Poland Finds More Gas in Old FIeld

Poland’s integrated energy company PGNiG has confirmed the reserves at the the Przemysl gas field as 20bn m³. After 60 years of production, the size of the field came as a surprise, but wells show there are still another 20bn m³ to be produced, PGNiG said.

PGNiG estimates that within the next five years gas production in the entire Podkarpacie region, where the Przemysl field is, will grow 28%, to 1.75bn m³/yr, improving national energy security and the regional economy.

Its reserves first estimated at 74bn m³, the field has produced nearly 65bn m³, apparently nearing the decline stage. Based on an approach supported by latest technology, a decision was made to re-evaluate and revitalise the deposit.

PGNiG said it had drilled eight new wells and deepened two as part of the revitalisation programme in the Przemysl field alone. All wells turned out to be positive. Six are already producing natural gas and the others are in development and will be gradually brought on stream, increasing the total gas output from the field.

CEO Piotr Wozniak said: “This year, we plan to drill three more wells and deepen one more. We estimate that in the first year of production, the wells could yield as much as 100mn m³ of natural gas. In the coming years we plan to drill 20 more wells and deepen the existing ones as part of the exploration programme.
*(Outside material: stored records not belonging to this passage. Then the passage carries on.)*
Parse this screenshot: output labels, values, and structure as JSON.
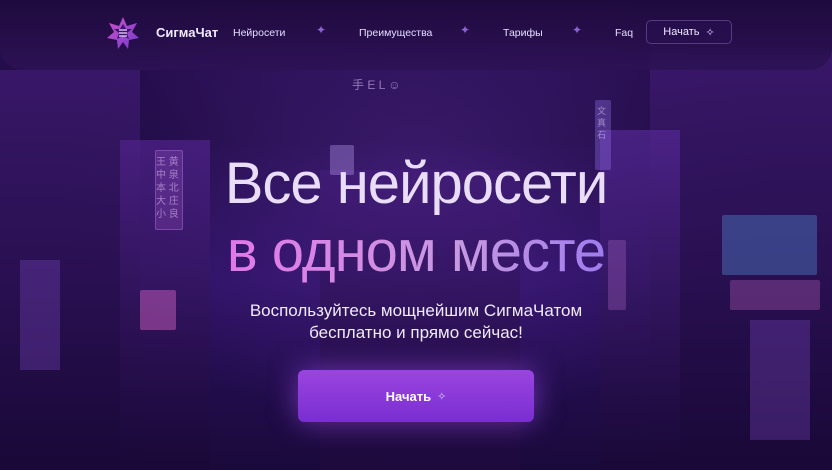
{
  "header": {
    "brand": "СигмаЧат",
    "nav": [
      "Нейросети",
      "Преимущества",
      "Тарифы",
      "Faq"
    ],
    "start_label": "Начать",
    "separator_glyph": "✦"
  },
  "hero": {
    "title_line1": "Все нейросети",
    "title_line2": "в одном месте",
    "subtitle_line1": "Воспользуйтесь мощнейшим СигмаЧатом",
    "subtitle_line2": "бесплатно и прямо сейчас!",
    "cta_label": "Начать"
  },
  "background_signs": {
    "top": "手 E L ☺",
    "left": "王 黄 中 泉 本 北 大 庄 小 良",
    "right": "文 真 石"
  },
  "colors": {
    "accent": "#8a3ad8",
    "gradient_start": "#d05cf0",
    "gradient_end": "#9a78ef",
    "background": "#1d0a40"
  },
  "icons": {
    "logo": "sigma-star-logo-icon",
    "sparkle": "sparkle-icon"
  }
}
Given that each new well yields positive results, we may drill still more wells.”

PGNiG has also started the evaluation of western areas of the Przemysl field, Mackowice and Tuliglowy, which have already been drilled. The first step will be to analyse the deeper horizons.

Seismic technology breakthrough

PGNiG subsidiary Geofizyka Torun will be the first company in Europe to employ new seismic data acquisition technology. The company is replacing cabled geophone networks with ultra-lightweight wireless nodal sensors. Their small size and low weight allow exploration without using trucks to shift equipment and batteries around, PGNiG said.

Wireless seismic surveying technology has been developed for years, but only now has miniaturisation of components reached satisfactory levels, PGNiG said. The previously developed solutions were cable-free but still required the use of transmission devices, batteries and geophones, it said. Among other benefits, it is now easier to obtain landowner consent for conducting geophysical surveys.